When we send a webhook event, the HTTP request includes three essential headers:

* `webhook-id`: An ID that uniquely identifies each message.
* `webhook-timestamp`: A [Unix timestamp](https://en.wikipedia.org/wiki/Unix_time) indicating when the event was signed. This timestamp is included in the signature to guard against replay attacks. See [Verification](/api-reference/webhooks/verification) for more details.
* `webhook-signature`: A list of signatures (HMAC-SHA256) created using a secret signing key, used to validate the authenticity of an event. Typically the signature list consists of only one element, but it can contain any number of signatures. It is formatted as a space-delimited list of signatures and their corresponding version identifiers. See [Verification](/api-reference/webhooks/verification) for more details.

  For example:

  ```
  v1,g0hM9SsE+OTPJTGt/tmIKtSyZlE3uFJELVlNIOLJ1OE= v1,bm9ldHUjKzFob2VudXRob2VodWUzMjRvdWVvdW9ldQo=
  ```

***

## Processing Events

The endpoint on your server must be capable of receiving HTTPS POST requests. Respond with a 2xx status code within 15 seconds to confirm receipt.
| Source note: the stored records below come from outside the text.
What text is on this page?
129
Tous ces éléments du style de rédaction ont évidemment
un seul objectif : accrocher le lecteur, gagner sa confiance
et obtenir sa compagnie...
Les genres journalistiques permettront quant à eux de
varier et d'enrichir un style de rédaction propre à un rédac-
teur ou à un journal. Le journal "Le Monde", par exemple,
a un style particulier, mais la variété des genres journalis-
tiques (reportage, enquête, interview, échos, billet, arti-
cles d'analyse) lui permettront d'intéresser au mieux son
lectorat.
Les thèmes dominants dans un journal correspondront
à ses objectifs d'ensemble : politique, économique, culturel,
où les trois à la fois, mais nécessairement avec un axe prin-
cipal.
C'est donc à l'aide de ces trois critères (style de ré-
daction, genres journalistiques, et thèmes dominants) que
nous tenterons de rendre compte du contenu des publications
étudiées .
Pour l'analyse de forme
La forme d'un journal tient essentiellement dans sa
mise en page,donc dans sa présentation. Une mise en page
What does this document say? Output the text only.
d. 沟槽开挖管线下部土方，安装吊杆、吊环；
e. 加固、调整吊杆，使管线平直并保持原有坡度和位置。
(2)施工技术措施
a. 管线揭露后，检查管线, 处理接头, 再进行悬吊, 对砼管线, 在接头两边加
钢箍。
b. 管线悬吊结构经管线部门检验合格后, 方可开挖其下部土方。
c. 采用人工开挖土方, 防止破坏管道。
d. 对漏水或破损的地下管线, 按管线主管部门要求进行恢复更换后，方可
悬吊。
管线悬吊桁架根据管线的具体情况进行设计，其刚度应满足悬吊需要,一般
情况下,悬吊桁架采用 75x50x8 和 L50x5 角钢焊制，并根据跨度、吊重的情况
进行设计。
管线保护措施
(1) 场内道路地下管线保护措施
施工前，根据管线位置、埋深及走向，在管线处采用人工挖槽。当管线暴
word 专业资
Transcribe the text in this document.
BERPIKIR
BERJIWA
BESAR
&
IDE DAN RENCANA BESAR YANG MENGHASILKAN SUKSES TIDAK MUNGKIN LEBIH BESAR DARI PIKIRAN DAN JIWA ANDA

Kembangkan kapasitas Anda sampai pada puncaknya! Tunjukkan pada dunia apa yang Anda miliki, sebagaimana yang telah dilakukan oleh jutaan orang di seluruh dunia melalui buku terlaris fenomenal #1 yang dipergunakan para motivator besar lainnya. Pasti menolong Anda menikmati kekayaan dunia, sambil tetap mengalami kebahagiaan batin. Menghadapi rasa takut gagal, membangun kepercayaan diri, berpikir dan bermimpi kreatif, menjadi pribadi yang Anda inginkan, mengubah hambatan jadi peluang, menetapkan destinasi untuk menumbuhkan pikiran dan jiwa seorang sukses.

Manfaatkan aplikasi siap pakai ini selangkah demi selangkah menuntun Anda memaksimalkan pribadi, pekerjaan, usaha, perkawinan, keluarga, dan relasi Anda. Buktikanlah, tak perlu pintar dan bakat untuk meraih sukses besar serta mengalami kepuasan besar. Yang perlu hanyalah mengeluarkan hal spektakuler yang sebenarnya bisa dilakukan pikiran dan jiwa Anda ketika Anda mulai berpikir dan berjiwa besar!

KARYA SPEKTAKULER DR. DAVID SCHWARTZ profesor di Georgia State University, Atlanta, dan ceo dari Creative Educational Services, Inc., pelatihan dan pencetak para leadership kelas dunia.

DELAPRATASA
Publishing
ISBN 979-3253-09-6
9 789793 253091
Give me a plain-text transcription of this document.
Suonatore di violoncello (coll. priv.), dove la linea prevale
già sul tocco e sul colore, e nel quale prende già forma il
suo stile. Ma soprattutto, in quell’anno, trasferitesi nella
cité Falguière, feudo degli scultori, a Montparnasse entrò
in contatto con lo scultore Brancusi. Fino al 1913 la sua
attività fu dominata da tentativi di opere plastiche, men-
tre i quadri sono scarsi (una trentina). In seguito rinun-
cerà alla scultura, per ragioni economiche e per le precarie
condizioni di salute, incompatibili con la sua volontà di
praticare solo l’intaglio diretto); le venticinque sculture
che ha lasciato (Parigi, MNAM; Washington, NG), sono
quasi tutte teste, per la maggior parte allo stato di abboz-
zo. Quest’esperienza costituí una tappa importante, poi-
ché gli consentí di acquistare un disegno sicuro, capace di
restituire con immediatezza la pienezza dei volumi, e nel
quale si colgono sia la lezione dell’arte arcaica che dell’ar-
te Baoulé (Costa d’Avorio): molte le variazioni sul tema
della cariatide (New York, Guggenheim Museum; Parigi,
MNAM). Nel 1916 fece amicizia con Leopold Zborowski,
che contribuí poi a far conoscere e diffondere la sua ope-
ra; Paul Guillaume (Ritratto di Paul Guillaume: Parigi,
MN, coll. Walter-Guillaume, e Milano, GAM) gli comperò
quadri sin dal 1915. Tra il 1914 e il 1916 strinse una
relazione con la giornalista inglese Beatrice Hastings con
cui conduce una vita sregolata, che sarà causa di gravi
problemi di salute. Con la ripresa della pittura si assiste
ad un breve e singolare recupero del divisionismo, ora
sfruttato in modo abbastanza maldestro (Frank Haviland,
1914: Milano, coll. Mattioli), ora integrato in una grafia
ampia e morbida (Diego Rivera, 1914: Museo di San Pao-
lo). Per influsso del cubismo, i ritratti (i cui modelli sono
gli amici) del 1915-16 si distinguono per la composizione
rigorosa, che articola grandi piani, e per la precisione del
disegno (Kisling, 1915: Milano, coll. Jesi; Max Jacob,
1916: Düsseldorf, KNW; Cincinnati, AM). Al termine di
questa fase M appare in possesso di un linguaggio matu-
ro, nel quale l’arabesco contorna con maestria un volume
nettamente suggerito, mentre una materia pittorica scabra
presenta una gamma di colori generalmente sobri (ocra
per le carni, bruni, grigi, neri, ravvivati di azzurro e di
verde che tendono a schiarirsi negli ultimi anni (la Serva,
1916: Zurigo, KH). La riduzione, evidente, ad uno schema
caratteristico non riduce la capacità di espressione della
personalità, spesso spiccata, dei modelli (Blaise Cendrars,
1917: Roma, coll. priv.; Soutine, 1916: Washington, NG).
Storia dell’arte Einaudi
If no 2xx status code is received, the system retries delivery according to this schedule:

* Immediately
* 5 seconds
* 5 minutes
* 30 minutes
* 2 hours
* 5 hours
* 10 hours
* Additional 10 hours

After the conclusion of the above attempts the event will be marked as **Failed** for this endpoint. If all attempts to a specific endpoint fail for a period of 5 days, the endpoint will be disabled.

***

## Structure of an Event

The event payload of a webhook request sent to the registered endpoint will contain:

* `id`: An ID that uniquely identifies each event.
* `type`: The type of event that triggered the webhook, for example `payment_session.created` or `payment_session.updated`.
* `data`: The actual payload, which can be a different object depending on the event type. For example, for `payment_session.*` events, the payload will always be the `payment_session` object.